論文紹介 | 監修:財団法人癌研究会附属病院 藤田力也(消化器内科・部長/内視鏡部・部長)山口俊晴(消化器外科・部長)

7月

ヒトパピローマウイルス感染、喫煙および性習慣と肛門癌についての疫学調査

Janet R. Daling, Ph. D. et al., Cancer 101(2) 2004 : 270-280

 米国では1973年から2000年の約30年間に、肛門癌の罹患率は男性で160%、女性で78%増加している。肛門癌とヒトパピローマウイルス(HPV)感染との関連性については、これまで肛門癌の約85%を占める扁平上皮癌について、腫瘍組織あるいは血清を用いてHPV感染の検討がなされてきた。
 本論文は、過去20年間の疫学調査結果を基に、類基底細胞腫など他の組織型も含めた肛門癌全体についてのHPV感染や喫煙状況、性習慣などについて、危険因子解析を行った最終結果である。
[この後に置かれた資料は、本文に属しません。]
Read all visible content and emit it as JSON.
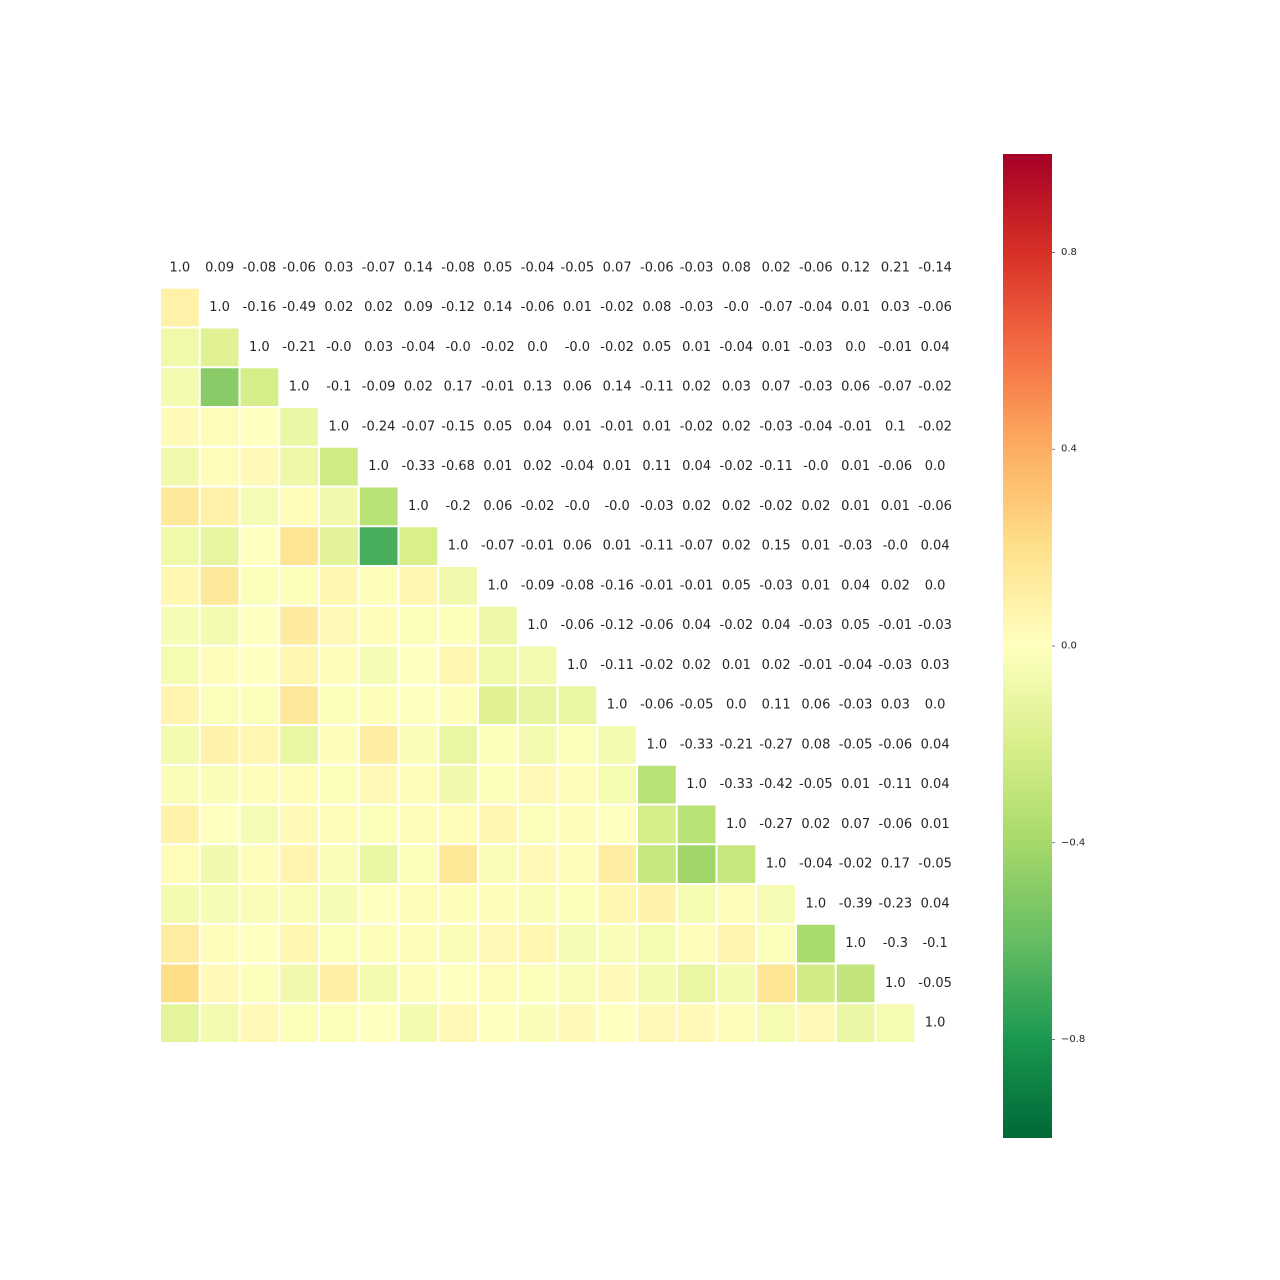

米国シアトル地区で1986年から1998年までの間に肛門癌と診断された男性119名、女性187名と対照1700名について、聞き取り調査と共に血清・腫瘍組織を用いてHPV感染の有無とそのウイルス型を解析した。その結果、肛門癌全体の88%がHPVが陽性で、ウイルス型は男女とも16型が最多(73%)で、18型は6.9%であった。一方、非異性愛(同性愛および両性愛)の男性の97.7%でHPVが陽性であった。現在までに性的対象者が15人以上いる場合は、肛門癌の危険率は男性でオッズ比5.3(95%CI:2.4〜12.0)、女性では11(95%CI:5.5〜22.1)に増加した。肛門性交歴がある場合は、非異性愛の男性でオッズ比6.8(95%CI:1.4〜33.8)、女性で2.2(95%CI:1.4〜3.3)に肛門癌の危険率が増加した。喫煙に関しては、男女とも年齢や他の危険因子と独立して、肛門癌の高危険因子であった。
 その検出率の高さから、子宮頸癌と同様に、肛門癌の発癌にHPVの感染が起因することが示唆される。肛門性交、HPV感染、性交対象の多人数化や喫煙の関与が示唆される。

考察

明らかにされたHPV感染、性習慣、喫煙の肛門癌への関与

 HPV感染が肛門癌全体の高危険因子であることが示された。扁平上皮癌を対象にした以前の調査結果と同様のHPV陽性率から、肛門癌の病因にHPV感染が関与するのは疑う余地がないと考えられる。また、肛門部へのHPV感染を招く性行動が危険因子であることも、これを裏付けるものである。一方で、免疫不全と肛門癌との関連性が言われているが、本研究は聞き取り調査のためにHIV感染の検討が不十分で、今後の検討が待たれる。国情の違いから、本調査結果が本邦の肛門部悪性疾患の現状にそのまま合致はしないが、近年本邦でも性行動の多様化によってHIV感染者や性行為感染症が増加し、HPV感染の機会は増えていると考えられる。また日本は喫煙率が依然高く、多重ハイリスクグループと肛門癌の今後の動向については注意を要すると考えられる。